Cell phones? As a kid i only knew one person with a cell phone and it was corded and attached to a bag. You could not watch movies on it or play Candy Crush”. The only cool feature on a cell phone back then was “Centipede” which could be played on a black and green screen. You could play it for days though without charging the phone. My memory could be a bit skewed but I swear those phone batteries lasted for-ev-errrr (if you don’t get that reference, you’re killing me, Smalls).

The movies were better then. I mean, they actually had to try. CGI was limited to Star Wars (and it was bad), so Hollywood actually had to build sets and scale models. And aside from the epic that was Titanic, not every movie was a three hour highly involved action sequence. You could watch an hour and a half movie and then go about your day. After you returned the video cassette to Blockbuster of course. If you were kind you would rewind. If you were a jerk… Well…

You didn’t have to commit hours to sitting around binging on TV shows either. What was on TV was what was on, you didn’t get to pick, and you definitely didn’t get to skip commercials.

For some of us TV was called “Cable” which despite being roughly the same technology as today, was nothing like it’s current counterpart. There were no DVRs and no easy index channel which could take you directly to the channel of your liking. You had to wait for the preview channel to scroll through allof the channels and then manually get yourself to the show you wanted.

Most people had a VCR, which, if you had a degree in engineering (or nursing, as did my mom), you could program it to record something. But.It had to be on the right channel. It was largely just used for playing movies, not recording them.

If you didn’t have cable you had to stick to the old rabbit ears and a non-digital *gasp* signal. Which meant you got like six channels. You missed out on Nickelodeon, the beginnings of the Cartoon Network, and all the major 24/7 news channels.

Which reminds me:

The politics haven’t changed.

The 90’s was full of political scandals. But they seemed to move a lot slower than current scandals.
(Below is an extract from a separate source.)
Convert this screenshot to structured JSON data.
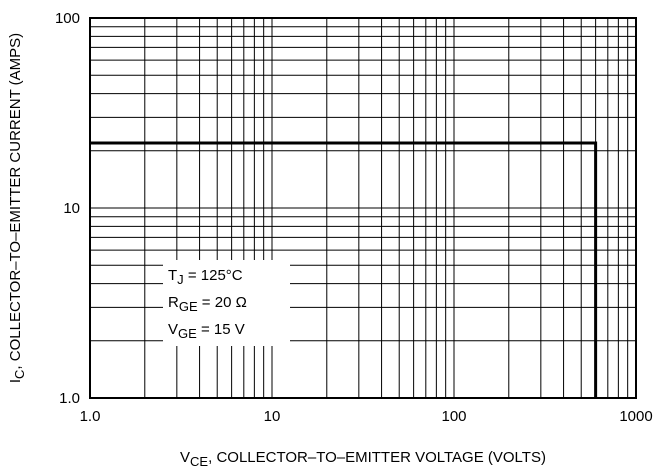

Even with 24/7 news networks coming onto the scene the slower pace of information streaming (well, it was dial up, there was no “streaming” as we know it) meant that you could watch the news and not be suffocated in useless data. There was only so much new stuff to report so you could watch an hour and pretty much get it all.

I certainly don’t miss the outfits or the hairstyles. Except for the grunge. We can keep the grunge. Bring back flannel already!

What were we thinking? And she’s going to kill me. Also: Epic 90’s album cover material!

I will be happy once modern fashion gets out of its 80’s slump. That is a decade I am too young to be nostalgic for. Except for Reagan, who isn’t nostalgic for Reagan? There I go with the politics again…

I will probably always be sappy and sentimental, it’s just my nature. But closer inspection reveals that the past wasn’t really better than the present. Sure, I was a kid and responsibilities were fewer and stakes were lower. But if I were the me of today living then would I find it better? Probably not. How would I make money? How would I talk to you on this blog? How much smaller was the world back then?

It’s nice to think back on those days, but I’m content to see what the future will bring.